Un des arguments avancés par les syndicats : celui de la « surcharge de travail » qui incombe aux enseignants de CM et aux directeurs. Le dispositif serait « dévoreur de temps ».
En ce qui me concerne, j’applique les « consignes » du SE-Unsa :
- s’en tenir à la simple transmission des informations de l’administration vers les collègues et les parents ;
- réclamer à l’IEN (si ce n’est pas fourni automatiquement) les formulaires et lettres d’information pour transmission aux seules familles ayant des enfants repérés par leurs enseignants comme étant en grande difficulté en maths et/ou français ;
- récupérer les éventuelles inscriptions des familles ;
- transmettre à l’IEN la liste des collègues éventuellement intéressés pour encadrer ce stage ainsi que les demandes d’inscription des familles ;
- les directeurs fourniront évidemment aux parents ou aux collègues les coordonnées du Maire, de l’IEN ou de l’IA pour toute demande de précision à ce sujet : ils n’ont pas à faire ce travail.

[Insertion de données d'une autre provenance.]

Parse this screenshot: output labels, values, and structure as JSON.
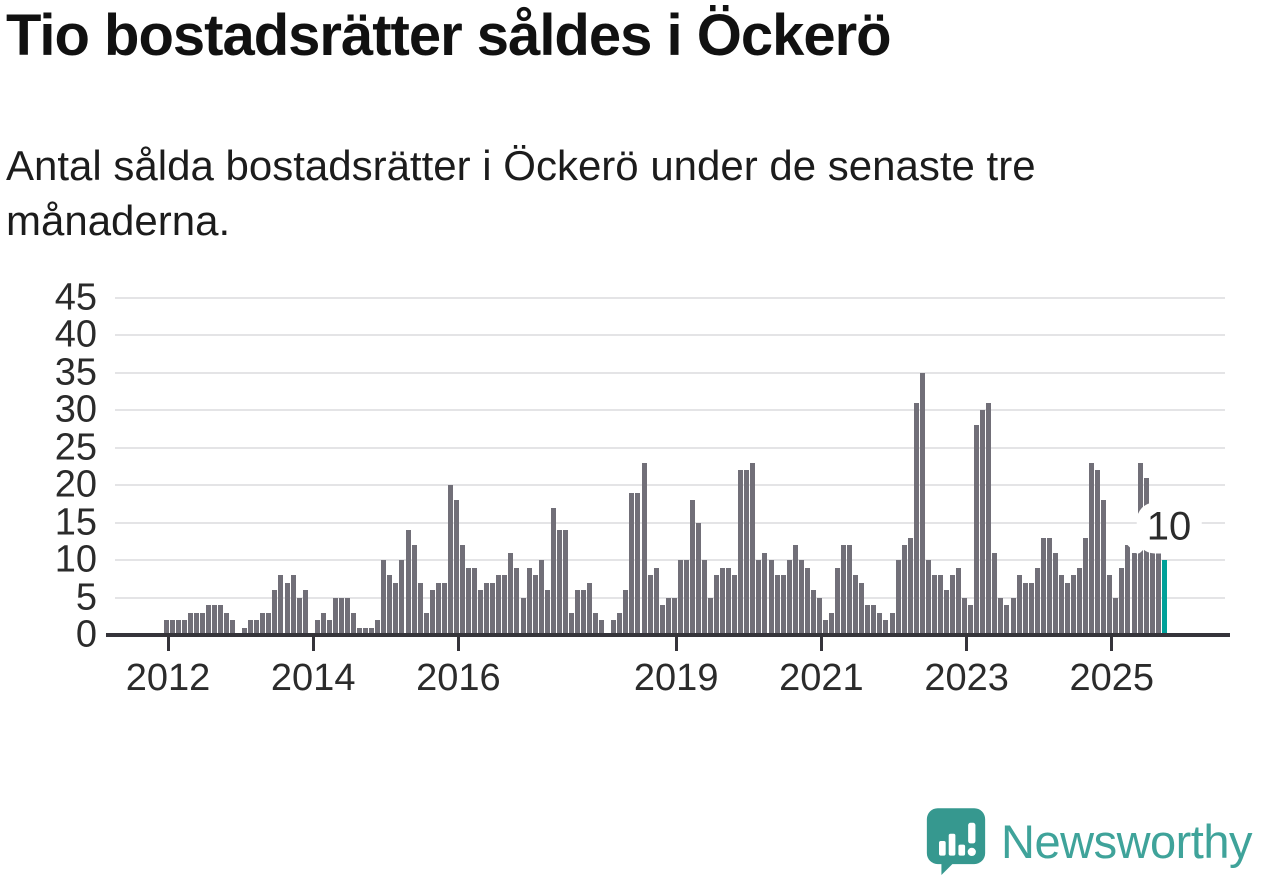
{
  "header": {
    "title": "Tio bostadsrätter såldes i Öckerö",
    "subtitle": "Antal sålda bostadsrätter i Öckerö under de senaste tre månaderna."
  },
  "branding": {
    "logo_text": "Newsworthy",
    "logo_icon": "newsworthy-bars-speech-bubble",
    "logo_color": "#3FA39A",
    "icon_color": "#36988F"
  },
  "chart_data": {
    "type": "bar",
    "title": "Tio bostadsrätter såldes i Öckerö",
    "subtitle": "Antal sålda bostadsrätter i Öckerö under de senaste tre månaderna.",
    "start_month": "2012-01",
    "end_month": "2025-10",
    "values": [
      2,
      2,
      2,
      2,
      3,
      3,
      3,
      4,
      4,
      4,
      3,
      2,
      0,
      1,
      2,
      2,
      3,
      3,
      6,
      8,
      7,
      8,
      5,
      6,
      0,
      2,
      3,
      2,
      5,
      5,
      5,
      3,
      1,
      1,
      1,
      2,
      10,
      8,
      7,
      10,
      14,
      12,
      7,
      3,
      6,
      7,
      7,
      20,
      18,
      12,
      9,
      9,
      6,
      7,
      7,
      8,
      8,
      11,
      9,
      5,
      9,
      8,
      10,
      6,
      17,
      14,
      14,
      3,
      6,
      6,
      7,
      3,
      2,
      0,
      2,
      3,
      6,
      19,
      19,
      23,
      8,
      9,
      4,
      5,
      5,
      10,
      10,
      18,
      15,
      10,
      5,
      8,
      9,
      9,
      8,
      22,
      22,
      23,
      10,
      11,
      10,
      8,
      8,
      10,
      12,
      10,
      9,
      6,
      5,
      2,
      3,
      9,
      12,
      12,
      8,
      7,
      4,
      4,
      3,
      2,
      3,
      10,
      12,
      13,
      31,
      35,
      10,
      8,
      8,
      6,
      8,
      9,
      5,
      4,
      28,
      30,
      31,
      11,
      5,
      4,
      5,
      8,
      7,
      7,
      9,
      13,
      13,
      11,
      8,
      7,
      8,
      9,
      13,
      23,
      22,
      18,
      8,
      5,
      9,
      12,
      11,
      23,
      21,
      12,
      12,
      10
    ],
    "highlight": {
      "index": 165,
      "label": "10",
      "color": "#00A099"
    },
    "bar_color": "#716F78",
    "ylim": [
      0,
      45
    ],
    "y_ticks": [
      0,
      5,
      10,
      15,
      20,
      25,
      30,
      35,
      40,
      45
    ],
    "x_ticks": [
      {
        "label": "2012",
        "month_index": 0
      },
      {
        "label": "2014",
        "month_index": 24
      },
      {
        "label": "2016",
        "month_index": 48
      },
      {
        "label": "2019",
        "month_index": 84
      },
      {
        "label": "2021",
        "month_index": 108
      },
      {
        "label": "2023",
        "month_index": 132
      },
      {
        "label": "2025",
        "month_index": 156
      }
    ],
    "grid": true,
    "legend": null
  }
}
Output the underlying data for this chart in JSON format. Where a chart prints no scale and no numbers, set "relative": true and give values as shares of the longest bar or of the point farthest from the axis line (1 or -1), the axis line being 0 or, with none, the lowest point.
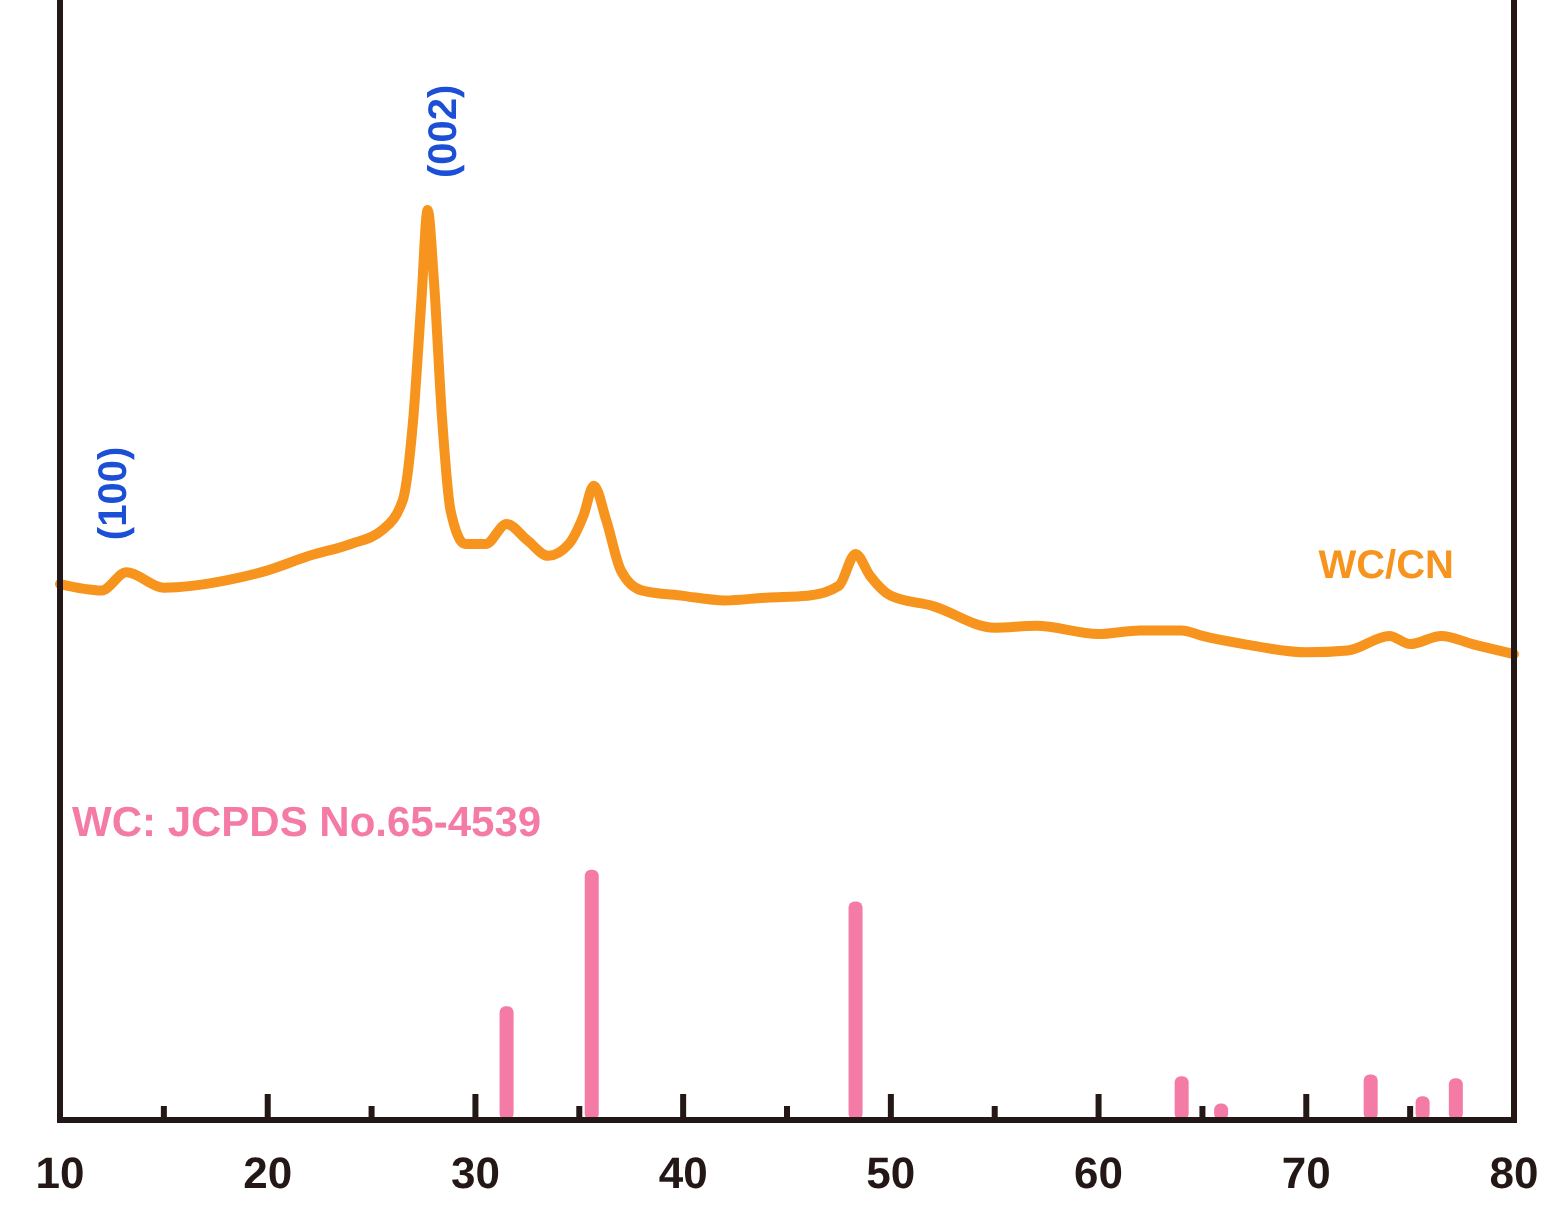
{
  "chart_data": {
    "type": "line",
    "relative": true,
    "xlim": [
      10,
      80
    ],
    "xticks": [
      10,
      {
        "value": 15,
        "label": null
      },
      20,
      {
        "value": 25,
        "label": null
      },
      30,
      {
        "value": 35,
        "label": null
      },
      40,
      {
        "value": 45,
        "label": null
      },
      50,
      {
        "value": 55,
        "label": null
      },
      60,
      {
        "value": 65,
        "label": null
      },
      70,
      {
        "value": 75,
        "label": null
      },
      80
    ],
    "series": [
      {
        "name": "WC/CN",
        "color": "#f7941d",
        "x": [
          10,
          12,
          13.2,
          15,
          18,
          20,
          22,
          24,
          25.5,
          26.5,
          27,
          27.4,
          27.7,
          28,
          28.4,
          28.8,
          29.5,
          30.5,
          31.5,
          32.5,
          33.5,
          34.5,
          35.2,
          35.7,
          36.3,
          37,
          38,
          40,
          42,
          44,
          46,
          47.5,
          48.3,
          49,
          50,
          52,
          55,
          57,
          60,
          62,
          64,
          65,
          67,
          70,
          72,
          74,
          75,
          76.5,
          78,
          80
        ],
        "values": [
          0.589,
          0.582,
          0.602,
          0.585,
          0.593,
          0.604,
          0.62,
          0.633,
          0.648,
          0.681,
          0.769,
          0.901,
          1,
          0.923,
          0.769,
          0.67,
          0.633,
          0.633,
          0.655,
          0.637,
          0.62,
          0.633,
          0.664,
          0.697,
          0.659,
          0.604,
          0.582,
          0.576,
          0.571,
          0.574,
          0.576,
          0.587,
          0.622,
          0.598,
          0.576,
          0.565,
          0.541,
          0.543,
          0.534,
          0.538,
          0.538,
          0.532,
          0.523,
          0.514,
          0.516,
          0.532,
          0.523,
          0.532,
          0.523,
          0.512
        ]
      },
      {
        "name": "WC: JCPDS No.65-4539",
        "type": "bar",
        "color": "#f47ba6",
        "x": [
          31.5,
          35.6,
          48.3,
          64.0,
          65.9,
          73.1,
          75.6,
          77.2
        ],
        "values": [
          0.125,
          0.275,
          0.24,
          0.048,
          0.018,
          0.05,
          0.026,
          0.046
        ]
      }
    ],
    "annotations": [
      {
        "text": "(100)",
        "x": 13.2,
        "y": 0.602
      },
      {
        "text": "(002)",
        "x": 27.7,
        "y": 1
      }
    ],
    "grid": false,
    "marker": "none",
    "line_style": "solid"
  }
}
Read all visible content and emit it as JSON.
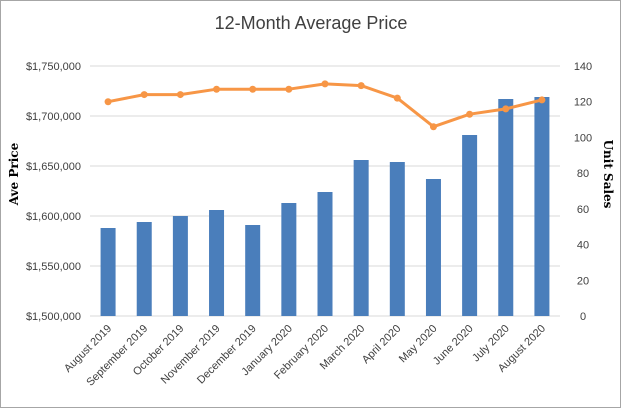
{
  "chart_data": {
    "type": "bar",
    "title": "12-Month Average Price",
    "categories": [
      "August 2019",
      "September 2019",
      "October 2019",
      "November 2019",
      "December 2019",
      "January 2020",
      "February 2020",
      "March 2020",
      "April 2020",
      "May 2020",
      "June 2020",
      "July 2020",
      "August 2020"
    ],
    "series": [
      {
        "type": "bar",
        "axis": "left",
        "color": "#4a7ebb",
        "values": [
          1588000,
          1594000,
          1600000,
          1606000,
          1591000,
          1613000,
          1624000,
          1656000,
          1654000,
          1637000,
          1681000,
          1717000,
          1719000
        ]
      },
      {
        "type": "line",
        "axis": "right",
        "color": "#f79646",
        "values": [
          120,
          124,
          124,
          127,
          127,
          127,
          130,
          129,
          122,
          106,
          113,
          116,
          121
        ]
      }
    ],
    "ylabel": "Ave Price",
    "y2label": "Unit Sales",
    "ylim": [
      1500000,
      1750000
    ],
    "y2lim": [
      0,
      140
    ],
    "yticks": [
      "$1,500,000",
      "$1,550,000",
      "$1,600,000",
      "$1,650,000",
      "$1,700,000",
      "$1,750,000"
    ],
    "y2ticks": [
      "0",
      "20",
      "40",
      "60",
      "80",
      "100",
      "120",
      "140"
    ],
    "grid": true,
    "legend": "none"
  }
}
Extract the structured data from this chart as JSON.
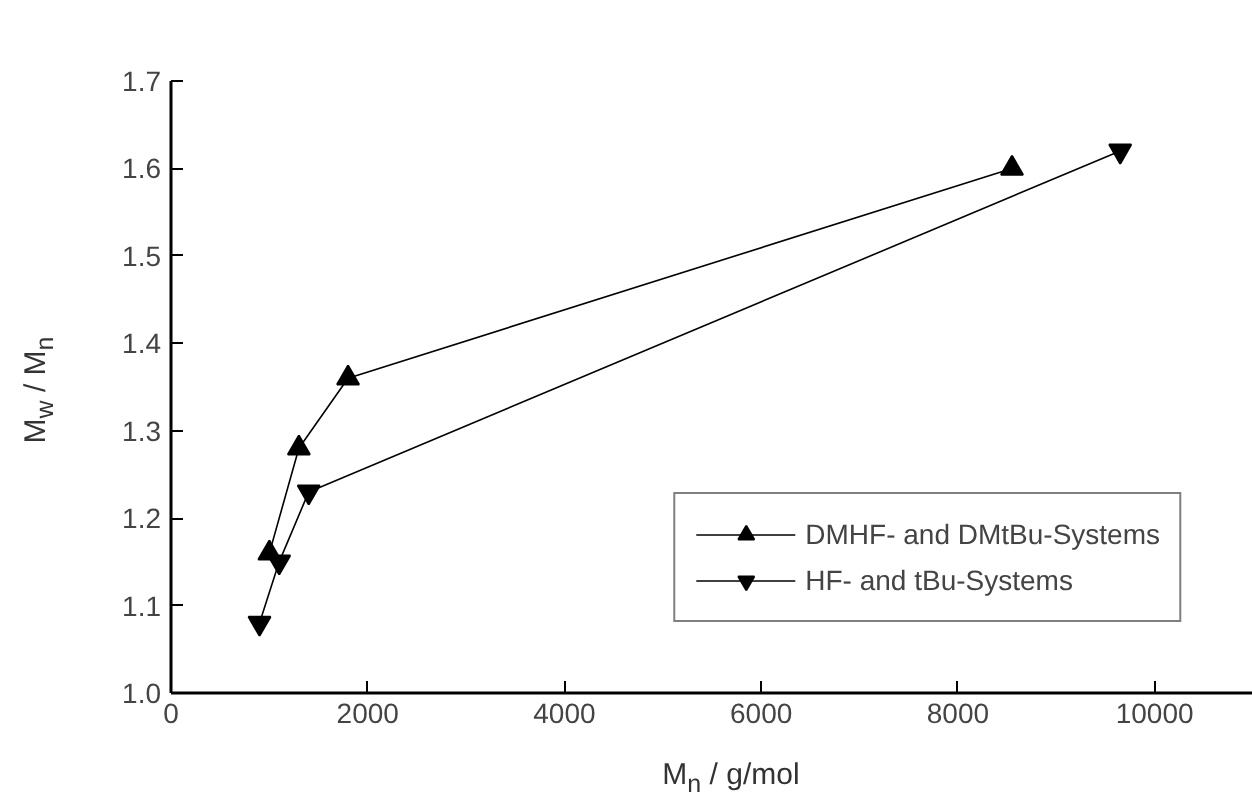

- lors du conseil d’école, présenter le dispositif aux parents d’une manière très sobre.
Je dois dire que le travail s’arrête là et qu’il ne demande pas une débauche d’efforts. Il suffit d’appliquer ces consignes et le travail est fait. Ce qui montre, en passant, que la position du SE-Unsa est très réaliste.
Nous avons fourni une liste d’enfants en établissant un ordre de priorité. Nous avons privilégié les élèves susceptibles de profiter de la remise à niveau, ceux qui ne bénéficient d’aucun suivi à la maison et qui passent leurs vacances soit dans la rue soit au centre de loisirs.
Notre IEN nous a confié un stage. Les trois collègues volontaires se sont mis d’accord pour se répartir les sessions. Les maîtres de cours moyen (dont moi, à mi-temps) fourniront les éléments concernant les élèves retenus, comme nous le faisons en fin d’année lors de la répartition des classes.
Nous savons que ce n’est pas la panacée. Evidemment, nous regrettons tous de n’avoir pas plus de moyens (maître en surnombre, remplacements mieux assurés, membres du Rased…). En tant que directeur, j’estime indispensable d’avoir plus de temps à consacrer à mon école et cela passe par un statut, une décharge plus importante, une aide administrative sérieuse… Cependant, faut-il se contenter de dénoncer et accepter le statu quo ?
Pour conclure, je tiens à dire que nous ne savons pas si le dispositif sera efficace. Les faits nous le diront. Mais, il nous a semblé qu’il fallait l’essayer.